Первым молчание нарушил Талман:
— Тогда зачем ты сказал это, черт побери? Ведь был же шанс, что они проведут голосование. А теперь ты им предоставил самый простой выход.
— Они бы не проголосовали за десантную операцию.
Талман посмотрел на Ласкова.
— Ты сомневаешься в собственных выводах?
Ласков резко остановился.
— У меня нет абсолютно никаких сомнений. Они в Вавилоне, Ицхак. Я это знаю. — Он замялся, потом добавил: — Я даже слышу их.
— Чепуха. Вы, русские, неисправимые мистики.
Ласков кивнул.
— Это точно.
Талман попытался воспользоваться тем, что в недавнем прошлом был начальником Ласкова.
— Я настаиваю на том, чтобы ты сообщил мне, что задумал, когда говорил о предоставлении убедительных доказательств.
Ласков зашагал дальше.
— Предположим, ты захотел подать знак самолету-разведчику, находящемуся на большой высоте. Как бы ты сделал это, не имея радио?
Талман задумался на секунду.
— Ты имеешь в виду знак, который бы он сфотографировал? Ну, я бы разложил на земле что-нибудь большое… ты понимаешь. А если это сделать невозможно или если самолет слишком высоко, если темно… или если песчаная буря, тогда я… я бы соорудил источник тепла, наверное. Но мы видели эти источники тепла. Они не могут являться убедительными доказательствами.
— Они станут такими доказательствами, если будут выложены в форме звезды Давида.
— Но там не было ничего подобного.
— Нет, было.
— Не было.
Продолжая свой путь, Ласков, похоже, разговаривал с самим собой.
— Там собрались такие умы, и странно, что никто не подумал об этом. Но это вообще очень сложная штука… я имею в виду фотографии, сделанные в инфракрасном излучении. Возможно, у них уже выложена звезда Давида, а они только ждут момента, чтобы зажечь ее, когда заметят самолет. Или, может быть, у них не осталось керосина, а может, осталось слишком мало, и они расходуют его только на изготовление «коктейля Молотова». Да и почему они должны думать, что над Вавилоном может появиться разведывательный самолет? Я имею в виду, почему…
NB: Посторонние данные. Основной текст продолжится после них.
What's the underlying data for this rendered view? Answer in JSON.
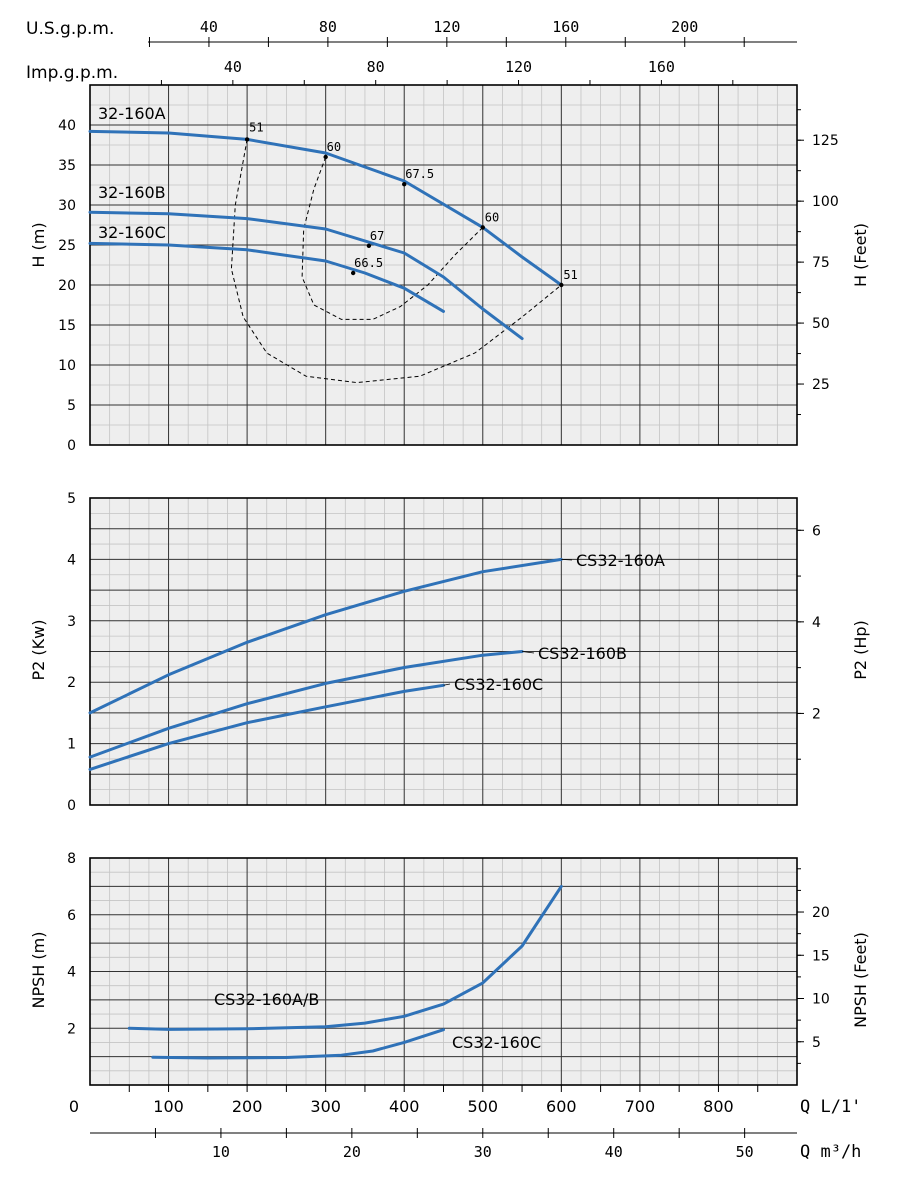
{
  "colors": {
    "curve": "#2f72b8",
    "plot_bg": "#eeeeee",
    "grid_major": "#333333",
    "grid_minor": "#c4c4c4",
    "efficiency": "#000000"
  },
  "top_axes": {
    "usgpm": {
      "label": "U.S.g.p.m.",
      "ticks": [
        "40",
        "80",
        "120",
        "160",
        "200"
      ]
    },
    "impgpm": {
      "label": "Imp.g.p.m.",
      "ticks": [
        "40",
        "80",
        "120",
        "160"
      ]
    }
  },
  "bottom_axes": {
    "q_lmin": {
      "label": "Q L/1'",
      "ticks": [
        "0",
        "100",
        "200",
        "300",
        "400",
        "500",
        "600",
        "700",
        "800"
      ]
    },
    "q_m3h": {
      "label": "Q m³/h",
      "ticks": [
        "10",
        "20",
        "30",
        "40",
        "50"
      ]
    }
  },
  "chart_data": [
    {
      "type": "line",
      "id": "head",
      "xlabel": "",
      "ylabel": "H (m)",
      "y2label": "H (Feet)",
      "xlim": [
        0,
        900
      ],
      "ylim": [
        0,
        45
      ],
      "y_ticks": [
        "0",
        "5",
        "10",
        "15",
        "20",
        "25",
        "30",
        "35",
        "40"
      ],
      "y2_ticks": [
        "25",
        "50",
        "75",
        "100",
        "125"
      ],
      "series": [
        {
          "name": "32-160A",
          "points": [
            [
              0,
              39.2
            ],
            [
              100,
              39.0
            ],
            [
              200,
              38.2
            ],
            [
              300,
              36.5
            ],
            [
              400,
              33.0
            ],
            [
              500,
              27.2
            ],
            [
              550,
              23.5
            ],
            [
              600,
              20.0
            ]
          ]
        },
        {
          "name": "32-160B",
          "points": [
            [
              0,
              29.1
            ],
            [
              100,
              28.9
            ],
            [
              200,
              28.3
            ],
            [
              300,
              27.0
            ],
            [
              400,
              24.0
            ],
            [
              450,
              21.0
            ],
            [
              500,
              17.0
            ],
            [
              550,
              13.3
            ]
          ]
        },
        {
          "name": "32-160C",
          "points": [
            [
              0,
              25.2
            ],
            [
              100,
              25.0
            ],
            [
              200,
              24.4
            ],
            [
              300,
              23.0
            ],
            [
              350,
              21.5
            ],
            [
              400,
              19.6
            ],
            [
              450,
              16.7
            ]
          ]
        }
      ],
      "efficiency_points": [
        {
          "label": "51",
          "q": 200,
          "h": 38.2
        },
        {
          "label": "60",
          "q": 300,
          "h": 36.0
        },
        {
          "label": "67.5",
          "q": 400,
          "h": 32.6
        },
        {
          "label": "60",
          "q": 500,
          "h": 27.2
        },
        {
          "label": "51",
          "q": 600,
          "h": 20.0
        },
        {
          "label": "67",
          "q": 355,
          "h": 24.9
        },
        {
          "label": "66.5",
          "q": 335,
          "h": 21.5
        }
      ],
      "efficiency_isolines": [
        {
          "label": "51",
          "points": [
            [
              200,
              38.2
            ],
            [
              185,
              30
            ],
            [
              180,
              22
            ],
            [
              195,
              16
            ],
            [
              225,
              11.5
            ],
            [
              275,
              8.6
            ],
            [
              340,
              7.8
            ],
            [
              420,
              8.6
            ],
            [
              490,
              11.5
            ],
            [
              550,
              16
            ],
            [
              600,
              20.0
            ]
          ]
        },
        {
          "label": "60",
          "points": [
            [
              300,
              36.0
            ],
            [
              285,
              32
            ],
            [
              272,
              27
            ],
            [
              270,
              21
            ],
            [
              285,
              17.5
            ],
            [
              320,
              15.7
            ],
            [
              360,
              15.7
            ],
            [
              395,
              17.3
            ],
            [
              430,
              20
            ],
            [
              465,
              23.8
            ],
            [
              500,
              27.2
            ]
          ]
        }
      ]
    },
    {
      "type": "line",
      "id": "power",
      "xlabel": "",
      "ylabel": "P2 (Kw)",
      "y2label": "P2 (Hp)",
      "xlim": [
        0,
        900
      ],
      "ylim": [
        0,
        5
      ],
      "y_ticks": [
        "0",
        "1",
        "2",
        "3",
        "4",
        "5"
      ],
      "y2_ticks": [
        "2",
        "4",
        "6"
      ],
      "series": [
        {
          "name": "CS32-160A",
          "points": [
            [
              0,
              1.5
            ],
            [
              100,
              2.12
            ],
            [
              200,
              2.65
            ],
            [
              300,
              3.1
            ],
            [
              400,
              3.48
            ],
            [
              500,
              3.8
            ],
            [
              600,
              4.0
            ]
          ]
        },
        {
          "name": "CS32-160B",
          "points": [
            [
              0,
              0.78
            ],
            [
              100,
              1.25
            ],
            [
              200,
              1.65
            ],
            [
              300,
              1.98
            ],
            [
              400,
              2.24
            ],
            [
              500,
              2.44
            ],
            [
              550,
              2.5
            ]
          ]
        },
        {
          "name": "CS32-160C",
          "points": [
            [
              0,
              0.58
            ],
            [
              100,
              1.0
            ],
            [
              200,
              1.34
            ],
            [
              300,
              1.6
            ],
            [
              400,
              1.85
            ],
            [
              450,
              1.95
            ]
          ]
        }
      ]
    },
    {
      "type": "line",
      "id": "npsh",
      "xlabel": "",
      "ylabel": "NPSH (m)",
      "y2label": "NPSH (Feet)",
      "xlim": [
        0,
        900
      ],
      "ylim": [
        0,
        8
      ],
      "y_ticks": [
        "2",
        "4",
        "6",
        "8"
      ],
      "y2_ticks": [
        "5",
        "10",
        "15",
        "20"
      ],
      "series": [
        {
          "name": "CS32-160A/B",
          "points": [
            [
              50,
              2.0
            ],
            [
              100,
              1.96
            ],
            [
              200,
              1.98
            ],
            [
              300,
              2.05
            ],
            [
              350,
              2.18
            ],
            [
              400,
              2.42
            ],
            [
              450,
              2.85
            ],
            [
              500,
              3.6
            ],
            [
              550,
              4.9
            ],
            [
              600,
              7.0
            ]
          ]
        },
        {
          "name": "CS32-160C",
          "points": [
            [
              80,
              0.98
            ],
            [
              150,
              0.95
            ],
            [
              250,
              0.97
            ],
            [
              320,
              1.05
            ],
            [
              360,
              1.2
            ],
            [
              400,
              1.5
            ],
            [
              450,
              1.95
            ]
          ]
        }
      ]
    }
  ]
}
Талман оборвал его рассуждения.
— Тедди, все дело в том, что они не зажгли звезду Давида и вообще не подали никакого сигнала, означающего «Мы здесь!» Может, им не хватило времени… — Голос Талмана дрогнул. — Но, как бы там ни было, никаких сигналов и знаков нет.
— А если бы был ?..
— Меня это полностью убедило бы. Да и большинство остальных.
— Что ж, тогда нам следует посмотреть на фотографии, которые разведка ВВС не посчитала нужным отправить премьер-министру. Уверен, на них мы увидим остаточное тепло от сгоревшего керосина, и этот знак будет иметь форму звезды Давида. Главное знать, что ты хочешь увидеть… и тогда обязательно увидишь.
Талман резко остановился. Голос его прозвучал тихо, почти шепотом.
— Ты с ума сошел?
— Вовсе нет.
— Ты на самом деле собрался подделать одну из этих фотографий?
— А ты веришь, что они находятся… или находились… в Вавилоне?
Талман верил в это, хотя и сам не знал почему.
— Да.
— А в то, что цель оправдывает средства?
— Нет.
— Если бы там находилась твоя жена… или дочь… ты думал бы иначе?
Талман знал об отношениях Ласкова и Мириам Бернштейн.
— Нет.
Ласков кивнул. Талман не лгал. Он провел слишком много времени среди англичан, при принятии решений эмоции у него отодвигались на задний план. В большинстве случаев это была очень хорошая черта характера, но иногда Ласкову хотелось, чтобы Талман вел себя в большей степени как еврей.
— Пообещай мне, что забудешь о нашем разговоре и отправишься спать.
— Нет, — отрезал Талман. — Я считаю своим долгом арестовать тебя.
Своими большими руками Ласков взял Талмана за плечи.
— Они умирают в Вавилоне, Ицхак. Я знаю это. Ицхак, позволь мне помочь им. Позволь мне сделать то, что я должен сделать. Забудь о нашем разговоре. Когда ты был моим командиром, ты раз или два закрывал глаза на мои дела… да, да, я знаю это… и не надо смущаться. Иди домой. Иди домой и спи до полудня, а когда проснешься, все уже будет закончено. Нас ждет национальный праздник… или, да, трагедия… а может, даже война. Но какой здесь может быть выход? Позволь мне сделать это. Меня не волнует, что случится со мной после, но сейчас позволь мне уйти.
Талман почувствовал себя неловко от внезапного откровения Ласкова, как в физическом, так и в эмоциональном плане. Он сделал небольшое движение, желая показать, что ему неприятно, когда его держат, но Ласков не ослабил хватку.